Saleem Tayyaba, Fischer Anna-Lisa, Canaslan Sezgi, Correia Susana Da Silva, Hermann Peter, Schmitz Matthias, Correia Angela Da Silva, Zerr Inga
Department of Neurology, University Medical Center, Georg-August University, Goettingen, Germany.
Subcell Biochem. 2025;112:15-38. doi: 10.1007/978-3-031-97055-9_2.

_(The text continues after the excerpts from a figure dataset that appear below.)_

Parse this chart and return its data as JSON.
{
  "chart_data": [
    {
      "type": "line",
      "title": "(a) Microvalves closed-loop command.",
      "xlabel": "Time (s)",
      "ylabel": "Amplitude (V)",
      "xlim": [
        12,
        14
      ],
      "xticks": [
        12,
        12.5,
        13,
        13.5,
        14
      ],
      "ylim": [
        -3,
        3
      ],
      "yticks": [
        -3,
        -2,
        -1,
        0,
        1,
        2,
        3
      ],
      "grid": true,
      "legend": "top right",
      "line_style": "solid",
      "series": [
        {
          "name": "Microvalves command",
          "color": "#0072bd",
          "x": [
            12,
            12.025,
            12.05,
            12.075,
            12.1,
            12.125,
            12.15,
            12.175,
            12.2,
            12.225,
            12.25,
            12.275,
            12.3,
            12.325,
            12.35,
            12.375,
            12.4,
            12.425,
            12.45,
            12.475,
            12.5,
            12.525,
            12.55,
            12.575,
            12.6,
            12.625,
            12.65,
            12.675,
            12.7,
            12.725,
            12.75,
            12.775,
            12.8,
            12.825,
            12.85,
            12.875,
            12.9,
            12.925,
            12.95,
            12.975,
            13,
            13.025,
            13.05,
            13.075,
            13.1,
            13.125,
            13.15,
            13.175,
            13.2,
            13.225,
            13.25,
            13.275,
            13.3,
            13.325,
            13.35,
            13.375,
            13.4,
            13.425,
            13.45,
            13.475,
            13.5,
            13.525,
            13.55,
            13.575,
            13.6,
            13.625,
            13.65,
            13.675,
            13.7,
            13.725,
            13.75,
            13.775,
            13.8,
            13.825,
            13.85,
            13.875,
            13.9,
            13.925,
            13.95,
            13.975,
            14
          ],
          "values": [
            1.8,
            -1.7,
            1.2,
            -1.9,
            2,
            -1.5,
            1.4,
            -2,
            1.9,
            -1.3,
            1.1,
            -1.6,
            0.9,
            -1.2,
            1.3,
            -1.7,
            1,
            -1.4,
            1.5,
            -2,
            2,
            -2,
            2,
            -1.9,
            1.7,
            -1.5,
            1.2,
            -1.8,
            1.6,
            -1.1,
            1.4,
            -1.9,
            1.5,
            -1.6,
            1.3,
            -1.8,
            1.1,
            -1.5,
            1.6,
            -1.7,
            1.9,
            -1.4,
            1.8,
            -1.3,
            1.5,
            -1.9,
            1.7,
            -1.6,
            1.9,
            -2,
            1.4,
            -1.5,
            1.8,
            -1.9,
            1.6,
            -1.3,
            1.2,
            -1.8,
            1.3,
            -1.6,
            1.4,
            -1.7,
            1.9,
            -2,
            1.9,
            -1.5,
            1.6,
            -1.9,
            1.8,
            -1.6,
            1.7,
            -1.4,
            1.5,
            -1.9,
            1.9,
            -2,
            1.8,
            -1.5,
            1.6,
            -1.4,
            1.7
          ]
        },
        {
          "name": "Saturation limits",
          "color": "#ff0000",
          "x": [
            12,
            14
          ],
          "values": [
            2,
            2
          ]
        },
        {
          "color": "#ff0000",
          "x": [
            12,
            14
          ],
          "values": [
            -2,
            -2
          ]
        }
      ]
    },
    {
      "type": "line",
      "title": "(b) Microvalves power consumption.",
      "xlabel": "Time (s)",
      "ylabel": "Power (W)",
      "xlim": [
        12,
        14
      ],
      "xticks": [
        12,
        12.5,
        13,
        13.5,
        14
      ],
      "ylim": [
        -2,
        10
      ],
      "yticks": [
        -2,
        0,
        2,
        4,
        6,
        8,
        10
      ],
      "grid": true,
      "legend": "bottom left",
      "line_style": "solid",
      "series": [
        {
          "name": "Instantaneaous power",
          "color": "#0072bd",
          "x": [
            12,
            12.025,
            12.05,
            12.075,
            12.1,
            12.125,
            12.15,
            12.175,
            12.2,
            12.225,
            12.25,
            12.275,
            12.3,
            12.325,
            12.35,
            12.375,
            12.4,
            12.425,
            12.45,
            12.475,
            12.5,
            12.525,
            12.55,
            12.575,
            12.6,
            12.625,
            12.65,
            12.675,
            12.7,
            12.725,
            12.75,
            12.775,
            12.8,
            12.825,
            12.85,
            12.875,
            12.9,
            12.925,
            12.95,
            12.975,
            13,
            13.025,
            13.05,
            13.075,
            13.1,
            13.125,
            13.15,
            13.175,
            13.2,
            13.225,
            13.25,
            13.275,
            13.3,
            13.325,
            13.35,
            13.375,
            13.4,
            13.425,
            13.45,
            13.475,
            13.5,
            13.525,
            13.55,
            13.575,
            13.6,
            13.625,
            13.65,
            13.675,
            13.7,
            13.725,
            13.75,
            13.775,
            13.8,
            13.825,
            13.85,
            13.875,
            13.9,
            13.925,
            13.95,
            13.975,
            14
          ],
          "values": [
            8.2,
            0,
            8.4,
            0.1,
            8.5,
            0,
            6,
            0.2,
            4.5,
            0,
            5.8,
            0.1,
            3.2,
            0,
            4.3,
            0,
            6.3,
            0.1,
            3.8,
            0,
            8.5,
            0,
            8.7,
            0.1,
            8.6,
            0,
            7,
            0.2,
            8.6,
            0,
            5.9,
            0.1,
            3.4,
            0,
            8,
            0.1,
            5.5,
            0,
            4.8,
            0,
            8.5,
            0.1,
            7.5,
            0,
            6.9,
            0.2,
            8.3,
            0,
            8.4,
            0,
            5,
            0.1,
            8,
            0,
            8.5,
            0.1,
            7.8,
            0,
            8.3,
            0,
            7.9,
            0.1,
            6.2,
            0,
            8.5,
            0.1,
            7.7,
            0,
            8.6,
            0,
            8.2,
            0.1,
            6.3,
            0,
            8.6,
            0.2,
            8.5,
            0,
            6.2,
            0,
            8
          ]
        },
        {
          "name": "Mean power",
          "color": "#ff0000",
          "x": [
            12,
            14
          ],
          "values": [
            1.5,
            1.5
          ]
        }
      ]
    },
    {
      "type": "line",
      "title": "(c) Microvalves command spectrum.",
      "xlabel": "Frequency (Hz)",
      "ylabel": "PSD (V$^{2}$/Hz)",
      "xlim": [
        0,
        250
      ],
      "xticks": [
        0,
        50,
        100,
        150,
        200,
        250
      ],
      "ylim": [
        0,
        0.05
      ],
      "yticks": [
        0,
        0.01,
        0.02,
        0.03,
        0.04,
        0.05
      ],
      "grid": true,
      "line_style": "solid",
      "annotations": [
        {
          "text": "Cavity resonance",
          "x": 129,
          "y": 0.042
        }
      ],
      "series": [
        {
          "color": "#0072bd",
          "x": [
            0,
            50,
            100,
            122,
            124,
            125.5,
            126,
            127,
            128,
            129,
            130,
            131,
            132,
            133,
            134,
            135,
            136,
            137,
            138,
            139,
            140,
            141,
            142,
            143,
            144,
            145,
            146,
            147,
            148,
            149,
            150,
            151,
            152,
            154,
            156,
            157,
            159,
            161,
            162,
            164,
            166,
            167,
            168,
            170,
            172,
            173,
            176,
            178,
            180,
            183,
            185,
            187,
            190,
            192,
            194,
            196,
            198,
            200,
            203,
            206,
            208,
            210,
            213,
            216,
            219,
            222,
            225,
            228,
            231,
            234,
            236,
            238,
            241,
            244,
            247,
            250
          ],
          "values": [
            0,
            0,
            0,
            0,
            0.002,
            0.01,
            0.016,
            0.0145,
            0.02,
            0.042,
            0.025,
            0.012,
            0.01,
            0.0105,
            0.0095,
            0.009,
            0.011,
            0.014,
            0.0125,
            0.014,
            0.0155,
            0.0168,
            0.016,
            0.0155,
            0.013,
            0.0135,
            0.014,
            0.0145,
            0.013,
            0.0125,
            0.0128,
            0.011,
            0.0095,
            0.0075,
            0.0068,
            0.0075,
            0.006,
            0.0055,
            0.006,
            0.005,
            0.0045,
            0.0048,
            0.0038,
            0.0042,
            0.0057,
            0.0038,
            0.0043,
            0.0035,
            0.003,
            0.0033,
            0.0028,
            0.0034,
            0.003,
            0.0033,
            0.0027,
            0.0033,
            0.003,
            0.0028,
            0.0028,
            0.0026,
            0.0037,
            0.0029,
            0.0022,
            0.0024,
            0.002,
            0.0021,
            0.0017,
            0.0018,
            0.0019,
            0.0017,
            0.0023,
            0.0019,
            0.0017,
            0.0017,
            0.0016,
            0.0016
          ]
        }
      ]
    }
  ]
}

Prion diseases are rapidly progressive and fatal neurodegenerative disorders caused by misfolded prion proteins. Accurate and early diagnosis is essential to distinguish these conditions from treatable dementias and to prevent iatrogenic transmission. While definitive confirmation still depends on postmortem neuropathological techniques such as immunohistochemistry and western blot, recent advances have significantly improved antemortem diagnostic capabilities. The antemortem diagnosis combines clinical evaluation, neuroimaging, electroencephalography, and cerebrospinal fluid biomarkers. The development of real-time quaking-induced conversion (RT-QuIC) has enhanced the detection of misfolded prion proteins with high specificity, complementing existing diagnostic methods. Although advancements in biomarkers and diagnostic methodologies have improved the early detection of prion diseases, challenges remain. Continued research is crucial for enhancing early identification, tracking disease progression, optimizing patient management, and further elucidating disease pathogenesis.
朊病毒病是由错误折叠的朊病毒蛋白引起的快速进展性致命神经退行性疾病。准确的早期诊断对于将这些疾病与可治疗的痴呆症区分开来以及预防医源性传播至关重要。虽然明确的确诊仍依赖于免疫组织化学和蛋白质印迹等尸检神经病理学技术,但最近的进展显著提高了生前诊断能力。生前诊断结合了临床评估、神经影像学、脑电图和脑脊液生物标志物。实时震颤诱导转化(RT-QuIC)的发展提高了对错误折叠朊病毒蛋白的检测特异性,补充了现有的诊断方法。尽管生物标志物和诊断方法的进步改善了朊病毒病的早期检测,但挑战依然存在。持续的研究对于加强早期识别、跟踪疾病进展、优化患者管理以及进一步阐明疾病发病机制至关重要。